BFH Beschluss v. - VII B 316/04

Instanzenzug:

Gründe

I. Der Kläger und Beschwerdeführer (Kläger), ein polnischer Staatsbürger, der seit Dezember 2001 in der Bundesrepublik Deutschland lebt, wurde am in H als Fahrer eines PKW mit polnischem Kennzeichen von Beamten des Zollkommissariats angehalten. Aufgrund der Einlassung des Klägers erließ der Beklagte und Beschwerdegegner (das Hauptzollamt —HZA—) am einen Einfuhrabgabenbescheid (Zoll und Einfuhrumsatzsteuer) wegen vorschriftswidrigen Verbringens des PKW in das Zollgebiet der Gemeinschaft. Einspruch und Klage des Klägers hatten keinen Erfolg.

Das Finanzgericht (FG) kam im Rahmen seiner Beweiswürdigung zu dem Ergebnis, dass die in einem Vermerk des Zollkommissariats dokumentierte Einlassung des Klägers, wonach er den in Polen auf seine Mutter zugelassenen PKW nach Deutschland verbracht habe und ihn hier zum persönlichen Gebrauch nutze, tatsächlich in dieser Weise erfolgt sei und auch den tatsächlichen Gegebenheiten entspreche. Die später im strafrechtlichen Ermittlungsverfahren getätigte Einlassung des Klägers, er sei erst am zusammen mit seinem Bruder und seiner Mutter in dem PKW aus Polen eingereist, wobei ihm die Mutter den PKW lediglich für die Dauer seines Umzugs leihweise zur Verfügung gestellt habe, erachtete das FG als bloße Schutzbehauptung.

Hiergegen wendet sich der Kläger mit seiner Nichtzulassungsbeschwerde, die er auf grundsätzliche Bedeutung der Rechtssache (§ 115 Abs. 2 Nr. 1 der FinanzgerichtsordnungFGO—) sowie auf Verfahrensfehler (§ 115 Abs. 2 Nr. 3 FGO) stützt.

II. Die Beschwerde hat keinen Erfolg.

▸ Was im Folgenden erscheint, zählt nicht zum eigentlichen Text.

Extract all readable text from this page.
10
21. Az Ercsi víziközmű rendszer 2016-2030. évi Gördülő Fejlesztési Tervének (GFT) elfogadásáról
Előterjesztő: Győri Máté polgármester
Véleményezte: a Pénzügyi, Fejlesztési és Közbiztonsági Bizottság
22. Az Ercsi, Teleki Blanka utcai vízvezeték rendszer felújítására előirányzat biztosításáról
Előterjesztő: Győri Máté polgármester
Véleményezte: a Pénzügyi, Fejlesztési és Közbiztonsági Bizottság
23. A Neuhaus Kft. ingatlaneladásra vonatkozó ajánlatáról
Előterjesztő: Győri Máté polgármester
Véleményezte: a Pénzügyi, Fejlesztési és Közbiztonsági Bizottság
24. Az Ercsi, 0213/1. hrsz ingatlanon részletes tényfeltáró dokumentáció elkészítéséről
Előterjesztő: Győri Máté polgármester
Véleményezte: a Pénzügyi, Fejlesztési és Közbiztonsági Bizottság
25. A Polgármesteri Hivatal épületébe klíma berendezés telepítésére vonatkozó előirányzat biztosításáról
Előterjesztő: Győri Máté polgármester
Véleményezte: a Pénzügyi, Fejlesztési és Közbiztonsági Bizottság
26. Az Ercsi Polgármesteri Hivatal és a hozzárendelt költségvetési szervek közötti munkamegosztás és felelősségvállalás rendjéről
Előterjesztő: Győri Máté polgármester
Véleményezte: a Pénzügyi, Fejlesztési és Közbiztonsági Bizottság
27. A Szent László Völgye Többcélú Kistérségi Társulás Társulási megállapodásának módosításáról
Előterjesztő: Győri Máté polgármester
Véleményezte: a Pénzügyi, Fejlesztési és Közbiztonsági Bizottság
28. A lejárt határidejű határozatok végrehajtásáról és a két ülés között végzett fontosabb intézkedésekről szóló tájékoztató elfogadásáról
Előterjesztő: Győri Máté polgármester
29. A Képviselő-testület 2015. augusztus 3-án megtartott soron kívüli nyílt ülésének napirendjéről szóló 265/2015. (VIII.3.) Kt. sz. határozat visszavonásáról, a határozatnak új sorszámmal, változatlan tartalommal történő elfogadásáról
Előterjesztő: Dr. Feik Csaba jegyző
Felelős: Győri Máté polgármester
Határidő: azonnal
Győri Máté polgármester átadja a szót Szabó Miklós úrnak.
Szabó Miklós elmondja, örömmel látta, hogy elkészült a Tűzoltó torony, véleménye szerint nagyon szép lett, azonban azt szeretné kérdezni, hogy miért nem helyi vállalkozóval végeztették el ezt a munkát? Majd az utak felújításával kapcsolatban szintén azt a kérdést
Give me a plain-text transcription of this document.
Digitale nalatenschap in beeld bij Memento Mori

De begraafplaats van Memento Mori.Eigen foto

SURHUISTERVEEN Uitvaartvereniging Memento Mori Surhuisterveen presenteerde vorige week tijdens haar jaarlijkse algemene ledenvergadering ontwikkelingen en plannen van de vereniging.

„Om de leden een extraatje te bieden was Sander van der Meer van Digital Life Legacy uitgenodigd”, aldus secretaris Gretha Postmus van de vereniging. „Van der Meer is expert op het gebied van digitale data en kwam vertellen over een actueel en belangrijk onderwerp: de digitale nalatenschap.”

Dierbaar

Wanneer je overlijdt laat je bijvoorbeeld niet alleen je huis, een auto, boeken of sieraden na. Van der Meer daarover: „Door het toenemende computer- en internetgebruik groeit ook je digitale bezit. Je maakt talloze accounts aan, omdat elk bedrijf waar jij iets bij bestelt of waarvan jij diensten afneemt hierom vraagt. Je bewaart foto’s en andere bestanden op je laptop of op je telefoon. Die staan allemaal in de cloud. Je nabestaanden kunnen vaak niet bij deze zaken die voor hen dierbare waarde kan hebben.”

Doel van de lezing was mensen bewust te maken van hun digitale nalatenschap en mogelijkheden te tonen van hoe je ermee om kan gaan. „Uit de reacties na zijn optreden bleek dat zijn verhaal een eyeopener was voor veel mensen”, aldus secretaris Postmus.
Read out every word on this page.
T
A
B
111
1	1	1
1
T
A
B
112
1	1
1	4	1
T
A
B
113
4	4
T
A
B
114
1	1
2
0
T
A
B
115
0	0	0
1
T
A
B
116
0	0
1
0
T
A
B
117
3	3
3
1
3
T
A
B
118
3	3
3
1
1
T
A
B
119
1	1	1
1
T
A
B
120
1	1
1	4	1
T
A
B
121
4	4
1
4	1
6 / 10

Denn der Kläger hat einen Grund, der zur Zulassung der Revision führen könnte (§ 115 Abs. 2 FGO), nicht in der gemäß § 116 Abs. 3 Satz 3 FGO erforderlichen Weise dargelegt.

1. Soweit der Kläger vorbringt, das FG habe die Revision wegen grundsätzlicher Bedeutung der Rechtssache zulassen müssen, verkennt er die Voraussetzungen dieses Zulassungsgrundes (§ 115 Abs. 2 Nr. 1 FGO). Hierfür ist nämlich erforderlich, dass der Beschwerdeführer eine bestimmte für die Entscheidung des Streitfalls erhebliche abstrakte Rechtsfrage herausstellt, deren Klärung durch die angestrebte Revisionsentscheidung aus Gründen der Rechtseinheitlichkeit und/oder der Fortentwicklung des Rechts im allgemeinen Interesse liegt, mithin von grundsätzlicher Bedeutung ist. Dabei muss es sich um eine für die einheitliche Rechtsanwendung wichtige Frage handeln, die klärungsbedürftig und im konkreten Streitfall auch klärungsfähig ist (vgl. Senatsbeschlüsse vom VII B 196/03, BFH/NV 2004, 232, und vom VII B 203/02, BFH/NV 2003, 527, m.w.N.).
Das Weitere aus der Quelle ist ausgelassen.